Danıştay 2. Daire Başkanlığı         2020/756 E.  ,  2020/3407 K.
T.C.

D A N I Ş T A Y

İKİNCİ DAİRE

Esas No : 2020/756

Karar No : 2020/3407

TEMYİZ EDEN (DAVALI) : … Büyükşehir Belediye Başkanlığı

VEKİLİ : Av. …

KARŞI TARAF (DAVACI) : …

VEKİLLERİ : Av. …

İSTEMİN KONUSU : …Bölge İdare Mahkemesi … İdari Dava Dairesi’nce verilen … günlü, E:…, K:… sayılı kararın, dilekçede yazılı nedenlerle, 2577 sayılı İdari Yargılama Usulü Kanunu’nun 49. maddesi uyarınca temyizen incelenerek bozulması isteminden ibarettir.

YARGILAMA SÜRECİ :

Dava Konusu İstem : Dava; Van Büyükşehir Belediyesi Bilgi İşlem Dairesi Başkanı olarak görev yapan davacı tarafından, şube müdürü olarak atanmasına ilişkin … günlü, … sayılı işlemin iptali ile yoksun kaldığı parasal haklarının faiziyle birlikte ödenmesine karar verilmesi istemiyle açılmıştır.

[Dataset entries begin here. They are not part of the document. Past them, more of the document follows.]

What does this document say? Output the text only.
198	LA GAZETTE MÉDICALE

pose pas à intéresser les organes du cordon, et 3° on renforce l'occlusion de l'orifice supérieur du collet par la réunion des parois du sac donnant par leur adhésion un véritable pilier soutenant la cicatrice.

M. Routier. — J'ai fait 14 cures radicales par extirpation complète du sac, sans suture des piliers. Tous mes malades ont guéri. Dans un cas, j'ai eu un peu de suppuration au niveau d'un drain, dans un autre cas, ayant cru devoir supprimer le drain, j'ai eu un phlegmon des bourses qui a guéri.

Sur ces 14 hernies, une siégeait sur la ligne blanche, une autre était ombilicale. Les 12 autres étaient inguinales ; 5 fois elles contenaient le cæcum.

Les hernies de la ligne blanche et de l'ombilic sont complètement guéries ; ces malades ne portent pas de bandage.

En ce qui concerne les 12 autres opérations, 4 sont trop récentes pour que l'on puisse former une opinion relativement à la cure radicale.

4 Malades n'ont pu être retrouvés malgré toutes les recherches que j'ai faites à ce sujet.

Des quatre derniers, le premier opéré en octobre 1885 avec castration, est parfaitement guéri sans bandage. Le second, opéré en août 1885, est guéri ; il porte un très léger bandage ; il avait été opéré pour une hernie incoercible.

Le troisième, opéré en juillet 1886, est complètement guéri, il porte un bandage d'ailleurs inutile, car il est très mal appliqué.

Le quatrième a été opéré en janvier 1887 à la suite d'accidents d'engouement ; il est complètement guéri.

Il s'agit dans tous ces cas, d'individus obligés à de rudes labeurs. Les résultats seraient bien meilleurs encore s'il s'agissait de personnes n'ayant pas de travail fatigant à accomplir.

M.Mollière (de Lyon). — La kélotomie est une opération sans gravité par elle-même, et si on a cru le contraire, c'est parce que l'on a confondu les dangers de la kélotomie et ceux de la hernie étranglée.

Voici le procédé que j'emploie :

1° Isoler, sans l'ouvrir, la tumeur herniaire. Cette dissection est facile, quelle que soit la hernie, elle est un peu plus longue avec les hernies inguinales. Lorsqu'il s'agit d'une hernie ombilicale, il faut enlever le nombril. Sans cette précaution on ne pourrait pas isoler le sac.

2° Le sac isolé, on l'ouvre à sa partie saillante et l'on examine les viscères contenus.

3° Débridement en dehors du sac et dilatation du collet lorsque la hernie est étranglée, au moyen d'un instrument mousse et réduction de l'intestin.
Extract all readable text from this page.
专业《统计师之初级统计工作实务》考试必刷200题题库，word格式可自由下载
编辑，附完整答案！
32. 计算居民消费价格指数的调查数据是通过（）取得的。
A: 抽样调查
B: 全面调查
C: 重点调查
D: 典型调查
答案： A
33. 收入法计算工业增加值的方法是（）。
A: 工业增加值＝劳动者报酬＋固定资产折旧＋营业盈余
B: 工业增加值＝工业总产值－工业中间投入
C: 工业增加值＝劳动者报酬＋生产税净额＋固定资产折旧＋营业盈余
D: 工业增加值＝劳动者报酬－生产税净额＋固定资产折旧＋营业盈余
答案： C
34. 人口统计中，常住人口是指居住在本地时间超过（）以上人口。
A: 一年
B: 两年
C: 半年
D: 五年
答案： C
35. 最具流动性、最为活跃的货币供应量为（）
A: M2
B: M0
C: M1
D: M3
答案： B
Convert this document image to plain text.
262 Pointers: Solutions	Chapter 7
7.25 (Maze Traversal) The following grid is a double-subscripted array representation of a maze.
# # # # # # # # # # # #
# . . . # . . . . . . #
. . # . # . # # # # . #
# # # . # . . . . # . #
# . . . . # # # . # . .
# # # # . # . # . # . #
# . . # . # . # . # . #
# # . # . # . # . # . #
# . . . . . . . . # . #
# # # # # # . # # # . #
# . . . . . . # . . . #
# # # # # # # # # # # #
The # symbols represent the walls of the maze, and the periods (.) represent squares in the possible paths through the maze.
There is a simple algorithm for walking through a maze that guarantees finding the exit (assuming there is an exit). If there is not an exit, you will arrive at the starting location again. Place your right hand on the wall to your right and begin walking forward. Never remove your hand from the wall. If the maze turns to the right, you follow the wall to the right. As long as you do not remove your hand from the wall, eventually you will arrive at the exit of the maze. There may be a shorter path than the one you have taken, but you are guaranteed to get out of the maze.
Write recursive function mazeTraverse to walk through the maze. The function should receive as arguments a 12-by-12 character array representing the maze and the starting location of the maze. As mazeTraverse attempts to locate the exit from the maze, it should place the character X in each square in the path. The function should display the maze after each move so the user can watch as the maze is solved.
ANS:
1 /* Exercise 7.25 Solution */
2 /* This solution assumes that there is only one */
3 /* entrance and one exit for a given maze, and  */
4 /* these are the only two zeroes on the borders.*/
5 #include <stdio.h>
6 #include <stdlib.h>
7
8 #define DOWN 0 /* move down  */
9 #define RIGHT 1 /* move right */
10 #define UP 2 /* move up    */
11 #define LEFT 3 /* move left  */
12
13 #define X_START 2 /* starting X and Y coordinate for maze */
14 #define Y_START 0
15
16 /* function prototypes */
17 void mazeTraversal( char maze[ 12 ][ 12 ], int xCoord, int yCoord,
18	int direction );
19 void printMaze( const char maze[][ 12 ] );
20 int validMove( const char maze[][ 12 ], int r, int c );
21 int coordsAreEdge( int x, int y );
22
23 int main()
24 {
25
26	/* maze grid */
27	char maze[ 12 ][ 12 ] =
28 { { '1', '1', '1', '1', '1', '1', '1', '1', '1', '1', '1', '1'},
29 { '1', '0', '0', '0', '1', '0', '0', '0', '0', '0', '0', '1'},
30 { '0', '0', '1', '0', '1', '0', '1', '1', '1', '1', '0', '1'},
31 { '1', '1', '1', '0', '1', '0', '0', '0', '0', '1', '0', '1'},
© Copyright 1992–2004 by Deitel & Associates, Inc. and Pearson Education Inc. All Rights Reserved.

İlk Derece Mahkemesi Kararının Özeti : … İdare Mahkemesi’nin … günlü, E:…, K:… sayılı kararıyla; idarenin kamu hizmetinin gerekleri doğrultusunda personelin görev ve görev yerini değiştirme konusunda takdir yetkisine sahip olduğu ve bu takdir yetkisini kamu yararı ve hizmet gerekleri dışında subjektif (öznel) nedenlerle kullandığına dair herhangi bir bilgi ve belgenin bulunmadığı, davacının kadro derecesine uygun olarak şube müdürlüğü kadrosuna atandığı da dikkate alındığında, takdir yetkisi çerçevesinde tesis edilen dava konusu işlemde kamu yararına ve hizmet gereklerine, dolayısıyla hukuka aykırılık görülmediği, öte yandan, dava konusu işlemin hukuka uygun olarak tesis edildiğinin anlaşılmış olması karşısında, davacının bu işlem nedeniyle yoksun kaldığını ileri sürdüğü parasal haklarının faiziyle birlikte ödenmesine ilişkin isteminin de reddine karar verilmesi gerektiği gerekçesiyle davanın reddine hükmedilmiştir.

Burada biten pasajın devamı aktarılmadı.